Efendi BARUTÇU
Vefatının kırkıncı gününde Mahmut Metin Kaplan’ın aziz hatırasına…
Vefatının kırkıncı gününde “Ülkücü Dünya Görüşü’nün” yazarı Mahmut Metin Kaplan’ın aziz hatırasına…
“Metin Kaplanlar bu milletin ruh, iman gelenek köklerine bağlı taşkın zekâlı çocuklarıdır.
Yolsuzluklara, kötülüklere, dinsizliklere, saçma sapan yeniliklere, her türlü bölücülük ve mezhepçiliğe, nursuzluk ve dönekliklere karşı içlerinde mukaddes bir isyanla İstanbul’a, Ankara’ya, Bursa’ya büyük şehirlere çoğunlukla “taşra” dan, bir kasabadan veya köyden gelirler. Gönüllerinde memleketi ve dünyayı bir anda düzeltecek ateşler yanar.
Taklitçi çıkar kulüplerini iman ve fazilet ocaklarına döndürmek azmindedirler. İyi ve yüce zannettikleri her şeye bir anda hayran, maskaralık, gösteriş ve düzmece bildikleri her şeye bir anda amansız düşman olacak bir ruh hâliyle gelmişlerdir.
Oysa çok yerde fazilet gibi rezaleti de sahte ve temelsiz nice muhitler onları beklemektedir. Kendi gölgesinden korkan, öz şüpheler içinde boğulmuş, kürsüde başka, minder sohbetlerinde başka, kitaplarında ise çok başka türlü sayıklayan hocalar, üstadlar ve ağabeyler onları ürpertir. Kekeleyen mantıklar, günü gelince pabucu dama atılan “dava, ideal, mefkûre” lâkırdıları Metin Kaplanları hayal kırıklığından intihar iştihasına kadar sürükler.
Kendi inançlarının, ideallerinin mevki, siyaset veya para hırsı için -günümüzde olduğu gibi- harcandığını görmek onları can evinden vurur.

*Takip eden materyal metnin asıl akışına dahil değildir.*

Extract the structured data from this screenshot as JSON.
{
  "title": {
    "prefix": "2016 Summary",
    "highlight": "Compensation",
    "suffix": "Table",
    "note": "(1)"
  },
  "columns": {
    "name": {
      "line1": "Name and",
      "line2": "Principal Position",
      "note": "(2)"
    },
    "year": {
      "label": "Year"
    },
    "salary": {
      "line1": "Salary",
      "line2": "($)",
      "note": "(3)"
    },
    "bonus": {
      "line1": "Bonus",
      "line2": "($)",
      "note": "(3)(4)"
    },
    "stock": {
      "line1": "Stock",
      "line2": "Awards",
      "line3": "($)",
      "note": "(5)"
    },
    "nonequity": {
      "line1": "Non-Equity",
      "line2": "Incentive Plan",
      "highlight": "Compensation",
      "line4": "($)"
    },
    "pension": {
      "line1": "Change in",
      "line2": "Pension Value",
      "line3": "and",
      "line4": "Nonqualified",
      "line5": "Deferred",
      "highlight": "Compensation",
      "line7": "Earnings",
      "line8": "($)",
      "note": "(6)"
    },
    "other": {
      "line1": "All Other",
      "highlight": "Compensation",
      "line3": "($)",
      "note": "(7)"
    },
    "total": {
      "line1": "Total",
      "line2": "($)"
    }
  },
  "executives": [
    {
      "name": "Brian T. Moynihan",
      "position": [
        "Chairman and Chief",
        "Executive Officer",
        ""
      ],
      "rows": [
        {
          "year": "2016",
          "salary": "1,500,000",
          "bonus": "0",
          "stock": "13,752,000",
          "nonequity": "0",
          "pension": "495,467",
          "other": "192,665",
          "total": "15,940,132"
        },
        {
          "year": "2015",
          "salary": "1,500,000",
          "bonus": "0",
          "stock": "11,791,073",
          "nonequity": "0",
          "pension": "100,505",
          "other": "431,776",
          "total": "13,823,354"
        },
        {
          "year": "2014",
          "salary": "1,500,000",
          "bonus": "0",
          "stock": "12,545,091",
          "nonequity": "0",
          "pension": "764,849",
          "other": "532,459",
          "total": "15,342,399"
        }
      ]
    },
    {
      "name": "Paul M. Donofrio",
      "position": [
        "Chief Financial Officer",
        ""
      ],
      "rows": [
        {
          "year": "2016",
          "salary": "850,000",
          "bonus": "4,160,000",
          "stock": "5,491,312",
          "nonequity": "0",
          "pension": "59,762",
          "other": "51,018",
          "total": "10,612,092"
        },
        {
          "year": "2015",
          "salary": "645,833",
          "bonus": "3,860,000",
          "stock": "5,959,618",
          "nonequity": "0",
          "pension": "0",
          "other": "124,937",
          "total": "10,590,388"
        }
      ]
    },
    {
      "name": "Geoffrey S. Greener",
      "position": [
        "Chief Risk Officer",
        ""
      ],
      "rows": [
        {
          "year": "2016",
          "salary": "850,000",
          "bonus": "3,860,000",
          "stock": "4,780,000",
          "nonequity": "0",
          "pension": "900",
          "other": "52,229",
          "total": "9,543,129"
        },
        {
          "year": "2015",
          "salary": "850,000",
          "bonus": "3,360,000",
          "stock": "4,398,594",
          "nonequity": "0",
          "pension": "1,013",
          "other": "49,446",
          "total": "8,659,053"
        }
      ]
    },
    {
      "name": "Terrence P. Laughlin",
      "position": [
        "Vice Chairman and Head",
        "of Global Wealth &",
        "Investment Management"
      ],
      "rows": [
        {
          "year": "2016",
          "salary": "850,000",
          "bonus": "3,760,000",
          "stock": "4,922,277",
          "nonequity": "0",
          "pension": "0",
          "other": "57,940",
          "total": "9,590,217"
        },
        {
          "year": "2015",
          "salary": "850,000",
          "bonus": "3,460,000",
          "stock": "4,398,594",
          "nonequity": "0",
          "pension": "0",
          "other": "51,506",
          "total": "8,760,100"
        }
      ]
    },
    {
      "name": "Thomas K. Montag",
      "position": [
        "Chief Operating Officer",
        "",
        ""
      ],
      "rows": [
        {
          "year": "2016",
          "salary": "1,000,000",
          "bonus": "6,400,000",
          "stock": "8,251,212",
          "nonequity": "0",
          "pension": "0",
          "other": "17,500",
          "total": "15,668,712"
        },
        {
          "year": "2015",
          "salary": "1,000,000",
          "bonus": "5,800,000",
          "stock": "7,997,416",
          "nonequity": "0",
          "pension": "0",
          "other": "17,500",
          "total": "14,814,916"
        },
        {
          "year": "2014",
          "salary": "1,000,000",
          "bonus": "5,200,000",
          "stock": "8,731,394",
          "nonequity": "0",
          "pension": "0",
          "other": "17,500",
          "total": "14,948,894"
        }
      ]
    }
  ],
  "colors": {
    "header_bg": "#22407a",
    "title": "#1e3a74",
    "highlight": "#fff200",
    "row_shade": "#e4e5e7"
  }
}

Öte yandan züppeliğin, sahte düzenin cahiliyet putperestliğinin, sömürge halkçılığının, güçlü ve zalim pençesinde, “ruh burkuntuları” geçirirler.

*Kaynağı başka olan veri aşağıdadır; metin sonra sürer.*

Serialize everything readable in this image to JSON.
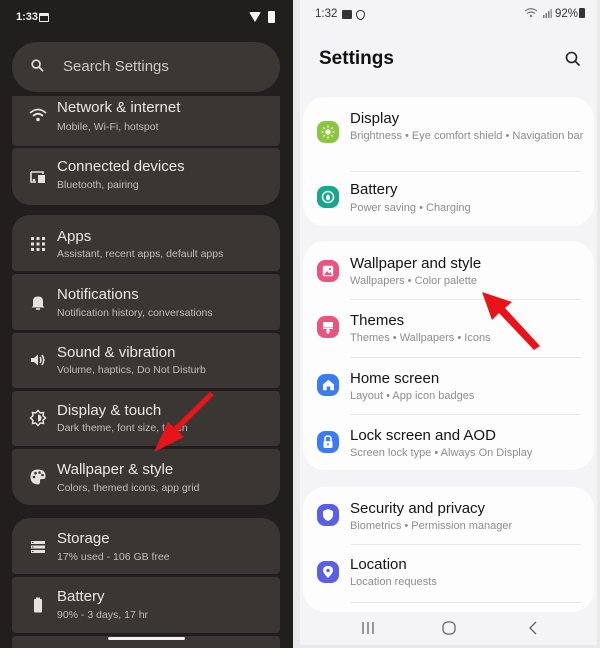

Manevi her varlığımızı inkâr ile imanımızı tarihimizi aşağılatan “hâkim zümrelerin” bütün çarkları Metin Kaplanların derisine geçen testere dişlileridir. Onlara telkinler el vermezse tuzaklar kurulur, tuzağa düşünce arenaya atarak parçalatılırlar.
Aşırı solcu militanlar -ve onların tehditleriyle ve gönüllü olarak kırkından sonra devrimciliği keşfeden- üniversite yöneticileri bu inanmış delikanlıların yüksek tahsillerini engellemeye çalışırlar. Maksatlı olarak sınıfta bırakırlar, okuldan attırırlar. Bunlar yetmez ise kahpe pusularla şehit edilirler veya düzmece şahitler vasıtasıyla mahbeslere atılırlar. Hayatları karartılır.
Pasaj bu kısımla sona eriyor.